Mesmo quando consegue resistir à tentação do ativismo judicial, o Supremo Tribunal Federal comete a façanha de deixar uma marca negativa, fazendo o errado até quando faz o certo. Foi o que aconteceu nesta quinta-feira, quando a corte encerrou o julgamento sobre a constitucionalidade de um trecho da Lei das Estatais que proibia nomeações de detentores de cargo legislativo, ministros ou secretários de Estado, bem como dirigentes sindicais ou partidários, para cargos de direção ou para os conselhos de administração de estatais. Estas vedações foram questionadas no STF pelo PCdoB, que prestava um favor ao presidente Lula, e tinham sido liminarmente derrubadas por Ricardo Lewandowski no início de 2023, quando ele ainda ocupava uma cadeira no Supremo.
Lewandowski, hoje fora da corte, foi acompanhado apenas por Flávio Dino e Gilmar Mendes; Cristiano Zanin não votou, pois substituiu Lewandowski no STF; os outros oito membros da corte seguiram a divergência aberta por André Mendonça, que considerou perfeitamente constitucionais as regras aprovadas pelo Congresso Nacional em 2016, na esteira do escândalo do petrolão. Mendonça lembrou, muito acertadamente, que as vedações são condizentes com práticas de boa governança, recomendadas inclusive pela Organização para a Cooperação e Desenvolvimento Econômico (OCDE), e que não há nada de “desproporcional” na lei de 2016. O ministro ainda entrou em um debate com Gilmar Mendes sobre uma correlação entre a entrada em vigor da legislação e os resultados positivos obtidos pelas estatais desde então (muitos deles já revertidos desde a posse de Lula); uma discussão até certo ponto infrutífera, pois a razoabilidade das vedações legais seguiria existindo independentemente dos balanços bons ou ruins das empresas.
STF criou uma situação bizarra em que algumas das principais estatais brasileiras são comandadas por pessoas que não atendem aos requisitos legais para estar nos postos que ocupam, apenas porque foram indicados durante uma “janela de desrespeito à lei”
O resultado de 8 a 3 em favor da constitucionalidade das vedações às nomeações políticas teria tudo para ser amplamente celebrado, se não fosse uma sugestão de Dias Toffoli, que no passado recente vem acumulando uma série de decisões e votos completamente alinhados com o governo, com direito a uma reescrita falsa e grosseira da história da Operação Lava Jato. O ministro sugeriu uma modulação na qual as nomeações feitas por Lula enquanto vigorou a liminar de Lewandowski continuariam válidas; apenas de agora em diante o presidente precisaria seguir a legislação. A sugestão, vergonhosamente, foi aceita por unanimidade pela corte; até mesmo Mendonça, que inicialmente havia votado pela saída dos nomeados que não cumprissem a exigência legal, mudou de ideia ao longo do julgamento. Com isso, petistas como Jean Paul Prates e Aloizio Mercadante poderão seguir à frente da Petrobras e do BNDES, respectivamente, ainda que não se encaixem nos critérios da Lei das Estatais.

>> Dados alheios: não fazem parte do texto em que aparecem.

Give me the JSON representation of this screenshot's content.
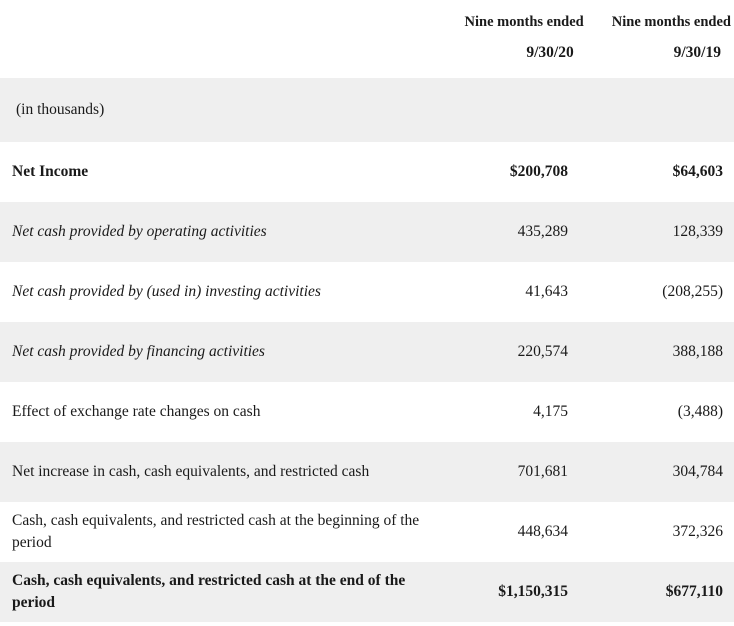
{
  "table": {
    "header": {
      "col2020": {
        "period": "Nine months ended",
        "date": "9/30/20"
      },
      "col2019": {
        "period": "Nine months ended",
        "date": "9/30/19"
      }
    },
    "units_note": "(in thousands)",
    "rows": [
      {
        "label": "Net Income",
        "v2020": "$200,708",
        "v2019": "$64,603"
      },
      {
        "label": "Net cash provided by operating activities",
        "v2020": "435,289",
        "v2019": "128,339"
      },
      {
        "label": "Net cash provided by (used in) investing activities",
        "v2020": "41,643",
        "v2019": "(208,255)"
      },
      {
        "label": "Net cash provided by financing activities",
        "v2020": "220,574",
        "v2019": "388,188"
      },
      {
        "label": "Effect of exchange rate changes on cash",
        "v2020": "4,175",
        "v2019": "(3,488)"
      },
      {
        "label": "Net increase in cash, cash equivalents, and restricted cash",
        "v2020": "701,681",
        "v2019": "304,784"
      },
      {
        "label": "Cash, cash equivalents, and restricted cash at the beginning of the period",
        "v2020": "448,634",
        "v2019": "372,326"
      },
      {
        "label": "Cash, cash equivalents, and restricted cash at the end of the period",
        "v2020": "$1,150,315",
        "v2019": "$677,110"
      }
    ],
    "colors": {
      "row_alt_bg": "#efefef",
      "text": "#1a1a1a"
    }
  }
}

Em outras palavras, a corte decidiu que a lei vale, ma non troppo. Ora, se a Lei das Estatais é constitucional, é porque ela sempre o foi, apesar da liminar de Lewandowski – que, recorde-se, resolveu dar sua canetada enquanto o julgamento da ação em plenário virtual já estava em andamento. Seria totalmente razoável exigir que Mercadante, Prates e outros deixassem seus postos e fossem substituídos por nomes que cumprissem os critérios legais, sem punição alguma para quem indicou e quem foi indicado, já que na ocasião os dispositivos que vedariam tais indicações estavam liminarmente revogados. No entanto, o STF escolheu desmoralizar a lei cuja constitucionalidade acabara de reafirmar, tudo em nome da mera conveniência política.
Há muito o STF já não é mais visto como o poder imparcial que deveria ser, seja porque persegue ferozmente a liberdade de expressão de apenas um lado do espectro político-ideológico, seja porque ignora a Constituição, as leis e a jurisprudência quando convém para facilitar a vida do outro lado desse mesmo espectro, seja porque se empenha em criar insegurança jurídica reescrevendo a história e decidindo arbitrariamente quando as leis valem ou não, como acaba de acontecer neste caso. Criar uma situação bizarra em que algumas das principais estatais brasileiras são comandadas por pessoas que não atendem aos requisitos legais para estar nos postos que ocupam, apenas porque foram indicados durante uma “janela de desrespeito à lei”, é um ataque grosseiro ao bom senso, à lógica e à letra da legislação.